Question

One mole of an ideal monoatomic gas undergoes expansion along a straight line on P–V curve from initial state A(3L, 8 atm) to final state B(7.5 L, 2 atm). Calculate q for the above process in L atm

Answer 1

9.0 L atm

Answer 2

The problem asks to calculate the heat (q) for a process involving one mole of an ideal monoatomic gas expanding along a straight line on a P-V curve.

1. Calculate the work done (w) by the system: The process is a straight line on the P-V curve from state A(3L, 8 atm) to state B(7.5 L, 2 atm). The work done by the system ($w_{by\_system}$) is the area under the P-V curve. This area forms a trapezium. The formula for the area of a trapezium is $\frac{1}{2} \times (\text{sum of parallel sides}) \times \text{height}$. Here, the parallel sides are the initial and final pressures ($P_1 = 8 \text{ atm}$, $P_2 = 2 \text{ atm}$), and the height is the change in volume ($V_2 - V_1 = 7.5 \text{ L} - 3 \text{ L}$).
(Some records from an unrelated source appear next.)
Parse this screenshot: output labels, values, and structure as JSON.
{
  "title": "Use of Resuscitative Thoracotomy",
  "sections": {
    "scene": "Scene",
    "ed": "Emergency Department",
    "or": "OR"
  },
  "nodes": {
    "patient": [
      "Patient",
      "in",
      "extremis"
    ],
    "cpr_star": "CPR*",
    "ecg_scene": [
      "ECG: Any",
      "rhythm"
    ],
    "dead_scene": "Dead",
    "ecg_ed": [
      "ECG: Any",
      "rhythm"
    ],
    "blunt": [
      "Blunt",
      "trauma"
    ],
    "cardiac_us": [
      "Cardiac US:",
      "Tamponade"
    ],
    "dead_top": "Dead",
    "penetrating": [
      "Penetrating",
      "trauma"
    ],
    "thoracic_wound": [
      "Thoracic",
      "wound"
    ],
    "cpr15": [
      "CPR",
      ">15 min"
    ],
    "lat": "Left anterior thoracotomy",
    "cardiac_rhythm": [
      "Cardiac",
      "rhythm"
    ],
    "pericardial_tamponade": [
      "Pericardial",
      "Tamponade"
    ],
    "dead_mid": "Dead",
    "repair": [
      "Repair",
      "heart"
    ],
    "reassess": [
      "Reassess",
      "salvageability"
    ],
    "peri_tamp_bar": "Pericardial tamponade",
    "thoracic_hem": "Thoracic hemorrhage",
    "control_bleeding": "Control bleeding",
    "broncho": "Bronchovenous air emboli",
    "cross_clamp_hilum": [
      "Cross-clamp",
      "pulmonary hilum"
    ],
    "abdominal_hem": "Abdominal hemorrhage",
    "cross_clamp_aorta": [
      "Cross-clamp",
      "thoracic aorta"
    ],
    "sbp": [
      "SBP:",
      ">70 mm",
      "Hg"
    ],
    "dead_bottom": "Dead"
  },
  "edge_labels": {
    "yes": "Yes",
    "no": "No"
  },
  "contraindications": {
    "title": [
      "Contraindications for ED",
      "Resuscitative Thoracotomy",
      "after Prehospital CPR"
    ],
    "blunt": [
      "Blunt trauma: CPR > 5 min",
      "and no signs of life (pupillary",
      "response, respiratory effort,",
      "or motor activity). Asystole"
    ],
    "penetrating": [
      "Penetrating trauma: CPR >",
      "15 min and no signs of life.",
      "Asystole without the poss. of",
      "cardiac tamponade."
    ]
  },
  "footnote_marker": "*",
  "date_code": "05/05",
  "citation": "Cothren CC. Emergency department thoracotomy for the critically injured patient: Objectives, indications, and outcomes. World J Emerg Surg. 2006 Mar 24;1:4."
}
$w_{by\_system} = \frac{1}{2}(P_1 + P_2)(V_2 - V_1)$ $w_{by\_system} = \frac{1}{2}(8 \text{ atm} + 2 \text{ atm})(7.5 \text{ L} - 3 \text{ L})$ $w_{by\_system} = \frac{1}{2}(10 \text{ atm})(4.5 \text{ L})$ $w_{by\_system} = 5 \times 4.5 \text{ L atm}$ $w_{by\_system} = 22.5 \text{ L atm}$

2. Calculate the change in internal energy ($\Delta U$): For an ideal gas, the change in internal energy depends only on the change in temperature: $\Delta U = nC_v\Delta T$. For a monoatomic ideal gas, the molar heat capacity at constant volume ($C_v$) is $\frac{3}{2}R$. So, $\Delta U = n \frac{3}{2}R\Delta T = \frac{3}{2} (nR T_2 - nR T_1)$. Using the ideal gas law, $PV = nRT$, we can substitute $nRT$ with $PV$: $\Delta U = \frac{3}{2}(P_2V_2 - P_1V_1)$

Calculate the initial and final PV products: $P_1V_1 = 8 \text{ atm} \times 3 \text{ L} = 24 \text{ L atm}$ $P_2V_2 = 2 \text{ atm} \times 7.5 \text{ L} = 15 \text{ L atm}$

Now, calculate $\Delta U$: $\Delta U = \frac{3}{2}(15 \text{ L atm} - 24 \text{ L atm})$ $\Delta U = \frac{3}{2}(-9 \text{ L atm})$ $\Delta U = -13.5 \text{ L atm}$

3. Apply the First Law of Thermodynamics: The First Law of Thermodynamics states that $\Delta U = q - w_{by\_system}$ (where $w_{by\_system}$ is work done by the system). Rearranging to find q: $q = \Delta U + w_{by\_system}$

Substitute the calculated values of $\Delta U$ and $w_{by\_system}$: $q = -13.5 \text{ L atm} + 22.5 \text{ L atm}$ $q = 9.0 \text{ L atm}$

The positive value of q indicates that heat is absorbed by the system during the process.